The Ricci tensor is now simply the contraction $\operatorname{tr}_{\alpha,1,4}$, where $\alpha$ is the evaluation pairing $\alpha : T^\ast M \times TM \to \Bbb R$. We obtain

\[\begin{align*} \operatorname{Ric} &= \operatorname{tr}_{\alpha,1,4}(R) \\ &= R^{\,\,\,\,\,\,l}_{ijk} \operatorname{tr}_{\alpha,1,4}(dx^i \otimes dx^j \otimes dx^k \otimes \partial_l) \\ &= R^{\,\,\,\,\,\,l}_{ijk} \alpha(dx^i, \partial_l)dx^j \otimes dx^k \\ &= R^{\,\,\,\,\,\,l}_{ijk} \delta^i_l dx^j \otimes dx^k \\ &= R^{\,\,\,\,\,\,i}_{ijk} dx^j \otimes dx^k \\ &= R_{jk} dx^j \otimes dx^k, \end{align*}\]

where2 $R_{jk} = R^{\,\,\,\,\,\,i}_{ijk}$.

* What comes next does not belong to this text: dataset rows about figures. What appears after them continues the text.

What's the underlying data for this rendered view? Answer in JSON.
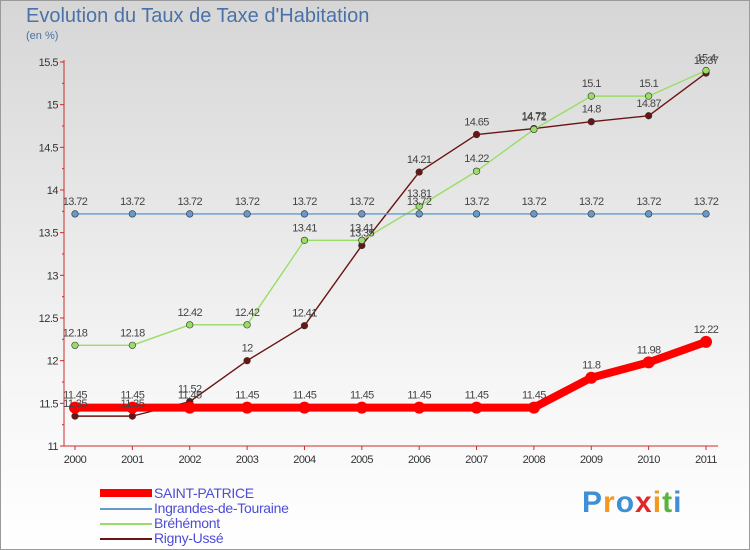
{
  "chart_data": {
    "type": "line",
    "title": "Evolution du Taux de Taxe d'Habitation",
    "ylabel": "(en %)",
    "xlabel": "",
    "categories": [
      "2000",
      "2001",
      "2002",
      "2003",
      "2004",
      "2005",
      "2006",
      "2007",
      "2008",
      "2009",
      "2010",
      "2011"
    ],
    "y_ticks": [
      "11",
      "11.5",
      "12",
      "12.5",
      "13",
      "13.5",
      "14",
      "14.5",
      "15",
      "15.5"
    ],
    "ylim": [
      11,
      15.5
    ],
    "grid": false,
    "legend_position": "bottom-left",
    "series": [
      {
        "name": "Rigny-Ussé",
        "color": "#6b1414",
        "values": [
          11.35,
          11.35,
          11.52,
          12,
          12.41,
          13.35,
          14.21,
          14.65,
          14.72,
          14.8,
          14.87,
          15.37
        ],
        "labels": [
          "11.35",
          "11.35",
          "11.52",
          "12",
          "12.41",
          "13.35",
          "14.21",
          "14.65",
          "14.72",
          "14.8",
          "14.87",
          "15.37"
        ]
      },
      {
        "name": "Bréhémont",
        "color": "#99dd66",
        "values": [
          12.18,
          12.18,
          12.42,
          12.42,
          13.41,
          13.41,
          13.81,
          14.22,
          14.71,
          15.1,
          15.1,
          15.4
        ],
        "labels": [
          "12.18",
          "12.18",
          "12.42",
          "12.42",
          "13.41",
          "13.41",
          "13.81",
          "14.22",
          "14.71",
          "15.1",
          "15.1",
          "15.4"
        ]
      },
      {
        "name": "Ingrandes-de-Touraine",
        "color": "#6699cc",
        "values": [
          13.72,
          13.72,
          13.72,
          13.72,
          13.72,
          13.72,
          13.72,
          13.72,
          13.72,
          13.72,
          13.72,
          13.72
        ],
        "labels": [
          "13.72",
          "13.72",
          "13.72",
          "13.72",
          "13.72",
          "13.72",
          "13.72",
          "13.72",
          "13.72",
          "13.72",
          "13.72",
          "13.72"
        ]
      },
      {
        "name": "SAINT-PATRICE",
        "color": "#ff0000",
        "values": [
          11.45,
          11.45,
          11.45,
          11.45,
          11.45,
          11.45,
          11.45,
          11.45,
          11.45,
          11.8,
          11.98,
          12.22
        ],
        "labels": [
          "11.45",
          "11.45",
          "11.45",
          "11.45",
          "11.45",
          "11.45",
          "11.45",
          "11.45",
          "11.45",
          "11.8",
          "11.98",
          "12.22"
        ]
      }
    ]
  },
  "legend": {
    "items": [
      {
        "label": "SAINT-PATRICE",
        "color": "#ff0000"
      },
      {
        "label": "Ingrandes-de-Touraine",
        "color": "#6699cc"
      },
      {
        "label": "Bréhémont",
        "color": "#99dd66"
      },
      {
        "label": "Rigny-Ussé",
        "color": "#6b1414"
      }
    ]
  },
  "logo": {
    "letters": [
      "P",
      "r",
      "o",
      "x",
      "i",
      "t",
      "i"
    ],
    "colors": [
      "#3d8fd6",
      "#f39a1e",
      "#3d8fd6",
      "#e0262a",
      "#f39a1e",
      "#5bb33e",
      "#3d8fd6"
    ]
  }
}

While we are at it, the Scalar curvature $S$ is defined by taking the $(1,2)$-contraction of $\operatorname{Ric}$ relative to the inner product $h$ on the cotangent space induced by the Riemannian metric. In this instance, we obtain

\[\begin{align*} S &= \operatorname{tr}_{h,1,2}(\operatorname{Ric}) \\ &= R^{\,\,\,\,\,\,i}_{ijk} \operatorname{tr}_{h,1,2}(dx^j \otimes dx^k) \\ &= g^{jk}R^{\,\,\,\,\,\,i}_{ijk} \\ &= g^{jk}R_{jk}. \end{align*}\]

That’s all this time around.

  1. Could be any field, but we will stick with $\Bbb R$ for simplicity. 

  2. It is a usual convention to denote the components of $\operatorname{Ric}$ by $R_{ij}$. See Introduction to Riemannian Manifolds by John M. Lee for more details on this.